Logging out of auth.company.com → revoke session → all apps lose access on next token refresh.
OIDC (OpenID Connect) — identity layer on top of OAuth 2.0:
We implement these OIDC endpoints:
GET /.well-known/openid-configuration → discovery document
GET /.well-known/jwks.json → public signing keys
GET /oauth/authorize → authorization endpoint
POST /oauth/token → token endpoint
GET /oauth/userinfo → user info endpoint
id_token (JWT) issued by our system:
{
"iss": "https://auth.company.com",
"sub": "u_123",
"aud": "app_a_client_id",
"email": "[email protected]",
"name": "Alice Smith",
"roles": ["editor"],
"iat": 1708617600,
"exp": 1708618500,
"nonce": "abc123" // replay protection
}
7. Extensions (2 min)
- Passwordless authentication: Support magic links (email a one-time login URL) and passkeys (WebAuthn/FIDO2). Passkeys eliminate phishing entirely — the credential is bound to the domain and requires biometric/PIN verification on the device.
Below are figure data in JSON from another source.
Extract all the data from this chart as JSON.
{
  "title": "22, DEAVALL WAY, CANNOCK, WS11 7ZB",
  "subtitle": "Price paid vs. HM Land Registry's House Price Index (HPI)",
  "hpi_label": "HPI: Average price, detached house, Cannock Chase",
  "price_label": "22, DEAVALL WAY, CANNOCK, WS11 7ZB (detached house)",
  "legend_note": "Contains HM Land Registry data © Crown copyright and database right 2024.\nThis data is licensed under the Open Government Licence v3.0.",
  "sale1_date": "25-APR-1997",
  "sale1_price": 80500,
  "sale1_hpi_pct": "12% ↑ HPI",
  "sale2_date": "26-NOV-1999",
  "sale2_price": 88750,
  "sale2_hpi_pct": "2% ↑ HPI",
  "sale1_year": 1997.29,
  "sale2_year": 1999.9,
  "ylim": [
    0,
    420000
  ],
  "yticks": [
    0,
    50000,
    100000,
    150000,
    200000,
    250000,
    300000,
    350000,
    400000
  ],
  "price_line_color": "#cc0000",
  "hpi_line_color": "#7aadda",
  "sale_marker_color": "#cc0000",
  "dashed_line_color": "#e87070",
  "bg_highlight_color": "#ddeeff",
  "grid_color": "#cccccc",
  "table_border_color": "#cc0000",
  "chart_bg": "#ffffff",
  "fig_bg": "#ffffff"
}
- Step-up authentication: For sensitive operations (changing password, transferring money), require re-authentication even if the user has a valid session. Time-limited elevated session (5 min) for the sensitive action.
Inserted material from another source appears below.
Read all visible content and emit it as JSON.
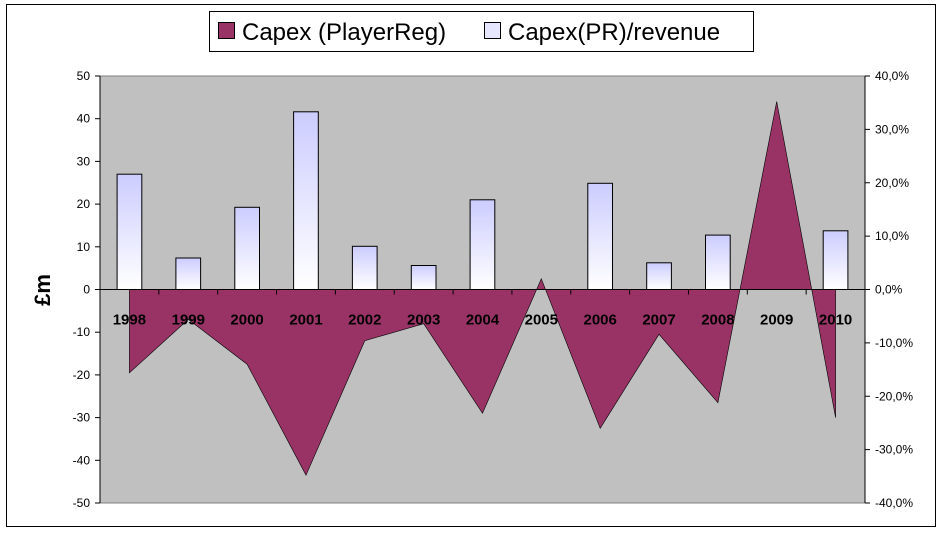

- Delegated authorization: Support OAuth 2.0 scopes so third-party apps can request limited access. “App X wants to read your documents but not delete them.” Fine-grained consent management.
- Audit log and compliance: Immutable audit trail of all auth events. Support GDPR data export (all data about a user) and right to deletion (anonymize user records while preserving audit integrity).
- Adaptive MFA: Use risk scoring to decide when to require MFA. Low risk (same device, same location) → skip MFA. High risk (new device, foreign IP) → require MFA. Reduces friction for legitimate users while catching attacks.